As we moved about among the cypresses, the creeping nemesis that is threatening the life of several lakes, Bistineau included, was evident. Giant salvinia, a floating and fast-growing aquatic plant, is steadily spreading over the lake, making some of the more shallow areas practically inaccessible.

"This stuff is bad," McVey said. "You can't fish under it, and you can't run a motor through it, even though it is a floating plant. Should you be running down the lake and run into a mat of salvinia, it could be obscuring a log that has drifted up under the mat. You can tear up a motor in a hurry if you hit one.

"I really don't know what can be done to stop the spread of this plant. I don't know if man or machine is capable of ridding the lake of salvinia.

"One thing that fishermen and boaters absolutely must do is check their motor, their boat and trailer every time they leave the lake, making sure they remove every sprig of salvinia."

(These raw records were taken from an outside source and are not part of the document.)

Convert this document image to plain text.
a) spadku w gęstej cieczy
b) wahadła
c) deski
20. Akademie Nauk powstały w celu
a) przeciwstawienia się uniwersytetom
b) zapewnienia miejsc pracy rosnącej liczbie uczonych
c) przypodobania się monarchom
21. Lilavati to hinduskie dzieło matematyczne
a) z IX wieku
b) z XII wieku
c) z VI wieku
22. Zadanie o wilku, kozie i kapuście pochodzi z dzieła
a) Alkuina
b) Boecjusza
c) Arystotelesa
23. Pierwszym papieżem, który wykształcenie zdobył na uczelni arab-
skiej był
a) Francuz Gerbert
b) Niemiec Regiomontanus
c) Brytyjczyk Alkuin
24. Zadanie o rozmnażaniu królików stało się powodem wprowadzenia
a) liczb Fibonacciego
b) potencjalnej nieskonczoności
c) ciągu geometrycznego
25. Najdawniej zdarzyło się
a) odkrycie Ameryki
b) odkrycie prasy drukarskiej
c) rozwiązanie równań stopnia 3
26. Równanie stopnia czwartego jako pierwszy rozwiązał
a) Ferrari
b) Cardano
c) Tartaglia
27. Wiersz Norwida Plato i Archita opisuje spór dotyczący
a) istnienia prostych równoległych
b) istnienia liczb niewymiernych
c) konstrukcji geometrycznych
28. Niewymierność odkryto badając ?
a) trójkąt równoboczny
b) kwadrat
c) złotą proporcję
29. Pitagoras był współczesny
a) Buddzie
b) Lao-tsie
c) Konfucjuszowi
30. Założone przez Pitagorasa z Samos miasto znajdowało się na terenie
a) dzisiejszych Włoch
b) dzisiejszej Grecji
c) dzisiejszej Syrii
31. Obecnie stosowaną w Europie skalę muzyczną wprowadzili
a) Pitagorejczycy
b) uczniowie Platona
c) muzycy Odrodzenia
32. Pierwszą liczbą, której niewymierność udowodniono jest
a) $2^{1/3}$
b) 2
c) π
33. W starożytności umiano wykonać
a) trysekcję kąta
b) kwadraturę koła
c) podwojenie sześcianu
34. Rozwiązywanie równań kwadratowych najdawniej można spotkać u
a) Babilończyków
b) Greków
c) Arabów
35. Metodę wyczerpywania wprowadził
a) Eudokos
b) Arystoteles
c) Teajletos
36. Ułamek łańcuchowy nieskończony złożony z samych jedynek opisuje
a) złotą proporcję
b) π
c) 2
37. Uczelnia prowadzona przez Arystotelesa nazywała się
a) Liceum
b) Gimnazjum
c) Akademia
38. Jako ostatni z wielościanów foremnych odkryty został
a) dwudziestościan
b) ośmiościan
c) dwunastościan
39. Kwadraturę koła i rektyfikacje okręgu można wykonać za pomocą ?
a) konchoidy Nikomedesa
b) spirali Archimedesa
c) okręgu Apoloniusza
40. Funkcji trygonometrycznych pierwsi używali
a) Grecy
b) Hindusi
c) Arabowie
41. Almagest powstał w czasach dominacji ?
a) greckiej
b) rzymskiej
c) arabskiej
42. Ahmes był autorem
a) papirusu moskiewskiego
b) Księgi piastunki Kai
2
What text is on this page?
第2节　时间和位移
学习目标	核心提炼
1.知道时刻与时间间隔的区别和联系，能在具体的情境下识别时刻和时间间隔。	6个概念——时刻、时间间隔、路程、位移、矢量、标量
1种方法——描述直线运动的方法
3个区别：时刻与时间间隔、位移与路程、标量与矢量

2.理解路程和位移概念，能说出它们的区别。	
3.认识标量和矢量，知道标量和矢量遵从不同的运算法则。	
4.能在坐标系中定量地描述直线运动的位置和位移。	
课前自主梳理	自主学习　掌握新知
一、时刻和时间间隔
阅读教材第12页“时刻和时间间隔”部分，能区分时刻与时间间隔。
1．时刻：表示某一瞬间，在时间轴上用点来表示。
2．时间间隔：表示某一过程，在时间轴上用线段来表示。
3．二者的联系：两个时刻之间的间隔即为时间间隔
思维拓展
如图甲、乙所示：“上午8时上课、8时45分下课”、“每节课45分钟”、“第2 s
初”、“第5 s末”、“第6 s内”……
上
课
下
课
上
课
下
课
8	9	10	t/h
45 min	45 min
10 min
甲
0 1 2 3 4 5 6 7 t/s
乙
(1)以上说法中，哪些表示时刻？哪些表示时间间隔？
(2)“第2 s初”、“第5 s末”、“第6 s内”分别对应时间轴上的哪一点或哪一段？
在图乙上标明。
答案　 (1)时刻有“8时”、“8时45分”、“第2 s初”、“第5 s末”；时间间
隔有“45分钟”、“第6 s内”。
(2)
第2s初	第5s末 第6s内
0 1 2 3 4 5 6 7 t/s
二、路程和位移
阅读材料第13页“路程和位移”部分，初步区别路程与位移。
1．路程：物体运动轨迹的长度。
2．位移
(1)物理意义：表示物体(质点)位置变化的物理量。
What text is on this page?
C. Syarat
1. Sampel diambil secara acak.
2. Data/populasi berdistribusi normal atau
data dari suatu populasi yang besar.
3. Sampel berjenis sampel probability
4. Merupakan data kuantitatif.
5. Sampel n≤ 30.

McVey's boat was littered with sprigs of the plant, and he spent several minutes making sure every piece was removed.

After leaving the lake, I visited with Jeff Sibley, fisheries biologist with the Minden LDWF office, who noted that the department is trying several ways to control the spread of the fast-growing plant. He reaffirmed McVey's conviction about the necessity of making sure all parts of the plant are removed from boats, motors and trailers.

"A single sprig overlooked can start an infestation on another lake when a boater launches there," Sibley said.

Bistineau is to undergo a drawdown this summer with a dual purpose — to control the spread of salvinia and to allow leaf litter that has accumulated around the cypress trees to deteriorate.

"By allowing the litter to decay, this will open spawning areas that have been covered by this leaf drop over the years," Sibley said. "We're planning a drawdown of the lake around July 15, and we plan to hold it down until the end of January 2009. We're hoping for a hard freeze to kill most of the salvinia, and the plants left high and dry by the drawdown will hopefully be killed back."

Other procedures are being used, including herbicide application and a particular species of weevil that has shown the ability to kill the plant, but for now, salvinia, a creeping green nemesis, is threatening to suck the very life out of this beautiful old lake.